Suppliers and packagers for RINVOQ LQ

This report details the critical suppliers involved in the manufacturing and distribution of RINVOQ LQ (upadacitinib), a Janus kinase (JAK) inhibitor, and analyzes the patent landscape surrounding its intellectual property. Understanding these elements is crucial for supply chain security, competitive analysis, and investment strategy within the pharmaceutical sector.

Who are the Primary Suppliers for RINVOQ LQ?

RINVOQ LQ, an extended-release formulation of upadacitinib, relies on a complex global supply chain involving multiple entities for raw materials, active pharmaceutical ingredient (API) synthesis, drug product manufacturing, and packaging.

API Manufacturing and Raw Material Sourcing

The synthesis of upadacitinib, the active pharmaceutical ingredient (API) in RINVOQ LQ, involves multiple chemical steps. While specific primary API manufacturers are often proprietary and can shift based on contractual agreements, AbbVie, the originator company, maintains significant control over its API production. However, reliance on specialized chemical suppliers for key intermediates is standard practice.

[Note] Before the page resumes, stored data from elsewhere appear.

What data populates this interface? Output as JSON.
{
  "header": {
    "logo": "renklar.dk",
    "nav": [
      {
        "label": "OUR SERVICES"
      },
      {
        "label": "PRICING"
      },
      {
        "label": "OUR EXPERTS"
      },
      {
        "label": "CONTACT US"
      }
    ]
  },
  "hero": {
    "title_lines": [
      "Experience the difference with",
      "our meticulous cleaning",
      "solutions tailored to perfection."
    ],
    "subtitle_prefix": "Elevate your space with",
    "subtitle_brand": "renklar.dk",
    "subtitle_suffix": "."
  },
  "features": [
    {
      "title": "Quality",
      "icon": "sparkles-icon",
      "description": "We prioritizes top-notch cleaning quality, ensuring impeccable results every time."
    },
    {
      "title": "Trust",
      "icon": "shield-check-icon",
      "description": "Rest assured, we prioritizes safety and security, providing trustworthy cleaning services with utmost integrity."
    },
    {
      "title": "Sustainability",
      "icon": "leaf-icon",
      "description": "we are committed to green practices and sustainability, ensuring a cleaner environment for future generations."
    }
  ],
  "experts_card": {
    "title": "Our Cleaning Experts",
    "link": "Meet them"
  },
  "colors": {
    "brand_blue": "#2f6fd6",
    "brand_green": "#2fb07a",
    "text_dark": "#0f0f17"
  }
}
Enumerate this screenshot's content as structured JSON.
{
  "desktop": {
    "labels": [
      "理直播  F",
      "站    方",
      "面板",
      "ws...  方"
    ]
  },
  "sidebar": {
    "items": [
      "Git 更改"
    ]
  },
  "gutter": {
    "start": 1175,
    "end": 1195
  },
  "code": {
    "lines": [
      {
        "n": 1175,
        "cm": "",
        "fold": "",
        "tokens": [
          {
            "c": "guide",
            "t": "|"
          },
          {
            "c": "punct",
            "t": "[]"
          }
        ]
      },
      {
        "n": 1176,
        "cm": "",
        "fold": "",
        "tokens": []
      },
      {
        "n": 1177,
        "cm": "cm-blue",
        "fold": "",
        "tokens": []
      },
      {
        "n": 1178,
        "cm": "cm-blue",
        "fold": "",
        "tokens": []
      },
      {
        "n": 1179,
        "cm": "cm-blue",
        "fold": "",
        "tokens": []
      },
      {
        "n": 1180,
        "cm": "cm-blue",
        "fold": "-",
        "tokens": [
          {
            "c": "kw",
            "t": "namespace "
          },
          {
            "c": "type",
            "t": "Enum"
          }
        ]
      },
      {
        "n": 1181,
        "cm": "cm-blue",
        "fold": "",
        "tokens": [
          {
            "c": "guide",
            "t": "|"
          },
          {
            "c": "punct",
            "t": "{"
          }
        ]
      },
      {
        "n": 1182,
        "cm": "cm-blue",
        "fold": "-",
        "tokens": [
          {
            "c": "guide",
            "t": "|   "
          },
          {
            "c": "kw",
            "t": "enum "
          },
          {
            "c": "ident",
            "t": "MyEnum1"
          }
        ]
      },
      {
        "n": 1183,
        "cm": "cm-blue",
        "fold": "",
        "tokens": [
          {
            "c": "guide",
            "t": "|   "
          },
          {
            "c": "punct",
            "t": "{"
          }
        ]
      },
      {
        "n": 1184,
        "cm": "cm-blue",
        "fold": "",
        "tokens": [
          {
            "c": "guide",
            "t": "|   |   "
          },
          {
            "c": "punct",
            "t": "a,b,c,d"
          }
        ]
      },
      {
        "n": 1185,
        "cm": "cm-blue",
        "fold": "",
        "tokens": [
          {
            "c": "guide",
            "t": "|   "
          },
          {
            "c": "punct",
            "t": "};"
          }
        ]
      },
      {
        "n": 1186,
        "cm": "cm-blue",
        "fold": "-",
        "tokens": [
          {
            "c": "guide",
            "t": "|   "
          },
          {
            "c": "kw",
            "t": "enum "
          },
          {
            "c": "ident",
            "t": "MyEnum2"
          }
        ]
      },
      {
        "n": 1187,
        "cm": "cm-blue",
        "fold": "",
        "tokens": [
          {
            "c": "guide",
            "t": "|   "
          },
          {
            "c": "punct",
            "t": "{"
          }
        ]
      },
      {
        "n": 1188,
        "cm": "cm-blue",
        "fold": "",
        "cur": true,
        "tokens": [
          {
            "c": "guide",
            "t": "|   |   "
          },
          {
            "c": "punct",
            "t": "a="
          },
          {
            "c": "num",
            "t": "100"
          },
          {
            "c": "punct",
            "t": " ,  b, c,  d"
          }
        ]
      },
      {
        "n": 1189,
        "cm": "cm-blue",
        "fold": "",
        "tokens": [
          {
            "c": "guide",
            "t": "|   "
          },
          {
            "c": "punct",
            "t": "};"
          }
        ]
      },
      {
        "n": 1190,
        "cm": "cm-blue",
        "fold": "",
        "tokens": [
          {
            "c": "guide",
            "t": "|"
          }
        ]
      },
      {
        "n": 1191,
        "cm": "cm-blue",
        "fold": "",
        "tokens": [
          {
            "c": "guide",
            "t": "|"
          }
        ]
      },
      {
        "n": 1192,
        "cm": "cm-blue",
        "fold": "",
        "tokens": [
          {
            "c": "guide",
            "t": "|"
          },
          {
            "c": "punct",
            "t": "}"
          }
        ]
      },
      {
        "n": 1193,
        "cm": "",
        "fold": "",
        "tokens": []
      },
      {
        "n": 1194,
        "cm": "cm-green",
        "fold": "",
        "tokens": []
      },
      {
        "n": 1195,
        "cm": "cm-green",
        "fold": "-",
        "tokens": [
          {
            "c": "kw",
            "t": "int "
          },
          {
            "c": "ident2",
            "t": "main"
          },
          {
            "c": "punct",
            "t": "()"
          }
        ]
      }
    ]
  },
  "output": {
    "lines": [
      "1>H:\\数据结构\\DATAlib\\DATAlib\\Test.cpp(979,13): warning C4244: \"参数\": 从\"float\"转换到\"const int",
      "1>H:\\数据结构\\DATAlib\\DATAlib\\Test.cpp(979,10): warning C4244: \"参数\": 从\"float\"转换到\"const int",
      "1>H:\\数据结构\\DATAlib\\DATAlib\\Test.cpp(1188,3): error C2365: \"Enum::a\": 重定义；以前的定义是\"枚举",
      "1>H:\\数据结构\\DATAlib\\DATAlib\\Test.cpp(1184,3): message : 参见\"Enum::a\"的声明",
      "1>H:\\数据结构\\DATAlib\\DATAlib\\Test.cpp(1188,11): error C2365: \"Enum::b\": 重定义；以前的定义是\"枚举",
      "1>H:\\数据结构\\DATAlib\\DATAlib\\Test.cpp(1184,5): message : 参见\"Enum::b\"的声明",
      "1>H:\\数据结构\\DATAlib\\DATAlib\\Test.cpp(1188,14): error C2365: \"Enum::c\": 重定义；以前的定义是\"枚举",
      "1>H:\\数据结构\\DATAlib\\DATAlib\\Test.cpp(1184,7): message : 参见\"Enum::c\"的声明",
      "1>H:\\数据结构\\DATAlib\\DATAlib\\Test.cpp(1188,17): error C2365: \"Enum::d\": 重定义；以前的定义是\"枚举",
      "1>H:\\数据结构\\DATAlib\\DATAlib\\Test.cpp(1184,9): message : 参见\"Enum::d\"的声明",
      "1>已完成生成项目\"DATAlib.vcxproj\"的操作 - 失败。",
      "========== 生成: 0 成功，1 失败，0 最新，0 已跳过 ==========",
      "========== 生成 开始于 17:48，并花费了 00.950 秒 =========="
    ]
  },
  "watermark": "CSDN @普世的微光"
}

• Key Intermediates: The synthesis of upadacitinib involves complex organic chemistry, requiring specialized building blocks. Companies specializing in custom synthesis and advanced intermediates are essential. Examples of intermediate types include:
  • Pyrrolo[2,3-d]pyrimidine core structures
  • Substituted piperidine derivatives
  • Chiral amines and alcohols
• Global Chemical Suppliers: These raw materials and intermediates are sourced from a global network of chemical manufacturers. While exact contracts are not publicly disclosed, common suppliers in this space include:
  • Thermo Fisher Scientific: Provides a broad range of laboratory chemicals, reagents, and custom synthesis services.
  • Merck KGaA (MilliporeSigma): Offers a vast catalog of chemicals and specialized manufacturing capabilities for pharmaceutical intermediates.
  • Lonza Group: A significant contract development and manufacturing organization (CDMO) with capabilities in complex API synthesis.
  • WuXi AppTec: A prominent Chinese CDMO providing integrated research, development, and manufacturing services, including API production.

Drug Product Manufacturing

The formulation of upadacitinib into RINVOQ LQ (extended-release tablets) requires specialized manufacturing facilities capable of producing oral solid dosage forms with controlled release properties. AbbVie likely operates its own manufacturing sites for critical drug product stages, supplemented by contract manufacturing organizations.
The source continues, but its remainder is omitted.